I am programming an embbeded software on C for the MSP430. I need to allocate a certain pointer to a memory position....What I am trying to do is to get some info from my memory positions from 0x200 to 0x3c0 as volatile data. At a certain moment an interrupt at processor level through assembler inserts the variables into the memory where I will read... So far so good. The problem is that my own program overwrites this data sometimes by writting it's own enviroment variables. I would need a method to either allocate memory staticly or "reserve" certain memory positions from my ram so that my program cannot mess up with them on a dynamic memory allocation.... By the way, I am using IAR embedded workbench.
"Jan Homuth" wrote in news:bil6as$abl10$ snipped-for-privacy@ID-139563.news.uni-berlin.de:
Although all C compilers I've used act this way, the C standard does not require this behavior.
To the OP, you should ask the linker to reserve a block of RAM for you using the linker control file. The default linker control file is used when you build without explicitly specifiying one. I think they have the extension .xcl for the IAR toolchain. Anyhow, copy the default one you are using to a new name, like myproj.xcl, edit the RAM map area and create a new section, like myReservedRam, and then tell the toolchain to link with myproj.xcl using the correct flag to override the default .xcl file.
2 Accessing a volatile object, modifying an object, modifying a file, or calling a function that does any of those operations are all side effects,11) which are changes in the state of the execution environment. Evaluation of an expression may produce side effects. At certain specified points in the execution sequence called sequence points, all side effects of previous evaluations shall be complete and no side effects of subsequent evaluations shall have taken place. (A summary of the sequence points is given in annex C.)
5 The least requirements on a conforming implementation are:
- At sequence points, volatile objects are stable in the sense that previous accesses are complete and subsequent accesses have not yet occurred.
11) The IEC 60559 standard for binary floating-point arithmetic requires certain user-accessible status flags and control modes. Floating-point operations implicitly set the status flags; modes affect result values of floating-point operations. Implementations that support such floating-point state are required to regard changes to it as side effects - see annex F for details. The floating-point environment library provides a programming facility for indicating when these side effects matter, freeing the implementations in other cases. ...
7 More stringent correspondences between abstract and actual semantics may be defined by each implementation.

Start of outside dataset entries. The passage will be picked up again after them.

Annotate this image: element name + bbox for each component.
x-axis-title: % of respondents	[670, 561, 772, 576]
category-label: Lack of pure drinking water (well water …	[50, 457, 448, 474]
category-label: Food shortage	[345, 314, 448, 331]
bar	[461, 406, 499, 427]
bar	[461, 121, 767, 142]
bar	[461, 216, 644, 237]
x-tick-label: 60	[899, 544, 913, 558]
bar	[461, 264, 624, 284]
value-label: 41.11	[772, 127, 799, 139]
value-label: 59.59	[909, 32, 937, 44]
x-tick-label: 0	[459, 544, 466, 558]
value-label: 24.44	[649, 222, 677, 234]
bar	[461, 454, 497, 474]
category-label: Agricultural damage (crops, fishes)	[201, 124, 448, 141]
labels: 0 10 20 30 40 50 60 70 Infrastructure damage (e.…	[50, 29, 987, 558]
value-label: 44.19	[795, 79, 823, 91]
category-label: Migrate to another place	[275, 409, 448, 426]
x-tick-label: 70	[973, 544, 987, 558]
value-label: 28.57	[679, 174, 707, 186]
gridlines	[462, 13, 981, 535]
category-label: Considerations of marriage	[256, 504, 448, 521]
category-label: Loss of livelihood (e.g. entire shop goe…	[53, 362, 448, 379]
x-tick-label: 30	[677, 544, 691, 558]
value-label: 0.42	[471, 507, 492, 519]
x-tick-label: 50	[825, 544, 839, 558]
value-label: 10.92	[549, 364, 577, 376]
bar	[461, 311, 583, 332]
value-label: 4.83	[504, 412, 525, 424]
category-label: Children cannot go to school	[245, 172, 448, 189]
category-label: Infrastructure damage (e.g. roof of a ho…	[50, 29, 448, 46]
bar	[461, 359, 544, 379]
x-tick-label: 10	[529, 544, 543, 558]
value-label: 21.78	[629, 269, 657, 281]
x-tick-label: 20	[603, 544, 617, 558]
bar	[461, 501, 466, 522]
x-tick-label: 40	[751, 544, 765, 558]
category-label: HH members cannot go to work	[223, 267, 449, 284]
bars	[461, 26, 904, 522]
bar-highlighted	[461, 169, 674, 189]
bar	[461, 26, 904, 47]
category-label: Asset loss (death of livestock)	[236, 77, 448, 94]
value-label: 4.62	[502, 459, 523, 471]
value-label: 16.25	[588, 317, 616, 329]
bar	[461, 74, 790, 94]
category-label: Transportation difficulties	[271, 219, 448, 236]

EXAMPLE 1 An implementation might define a one-to-one correspondence between abstract and actual semantics: at every sequence point, the values of the actual objects would agree with those specified by the abstract semantics. The keyword volatile would then be redundant.
9 Alternatively, an implementation might perform various optimizations within each translation unit, such that the actual semantics would agree with the abstract semantics only when making function calls across translation unit boundaries. In such an implementation, at the time of each function entry and function return where the calling function and the called function are in different translation units, the values of all externally linked objects and of all objects accessible via pointers therein would agree with the abstract semantics. Furthermore, at the time of each such function entry the values of the parameters of the called function and of all objects accessible via pointers therein would agree with the abstract semantics. In this type of implementation, objects referred to by interrupt service routines activated by the signal function would require explicit specification of volatile storage, as well as other implementation-defined restrictions.
6.7.3 Type qualifiers
6 An object that has volatile-qualified type may be modified in ways unknown to the implementation or have other unknown side effects. Therefore any expression referring to such an object shall be evaluated strictly according to the rules of the abstract machine, as described in 188.8.131.52. Furthermore, at every sequence point the value last stored in the object shall agree with that prescribed by the abstract machine, except as modified by the unknown factors mentioned previously.114) What constitutes an access to an object that has volatile-qualified type is implementation-defined.
114) A volatile declaration may be used to describe an object corresponding to a memory-mapped input/output port or an object accessed by an asynchronously interrupting function. Actions on objects so declared shall not be ''optimized out'' by an implementation or reordered except as permitted by the rules for evaluating expressions.
As you can see the ISO standard (as the successor of the ANSI X3 159-1990 standard) does require this behaviour.
I assume that most crosscompilers for embedded targets adhere to this standard. At least the ones I have used so far do so. (TASKING, Keil, IAR, ... just to name a few).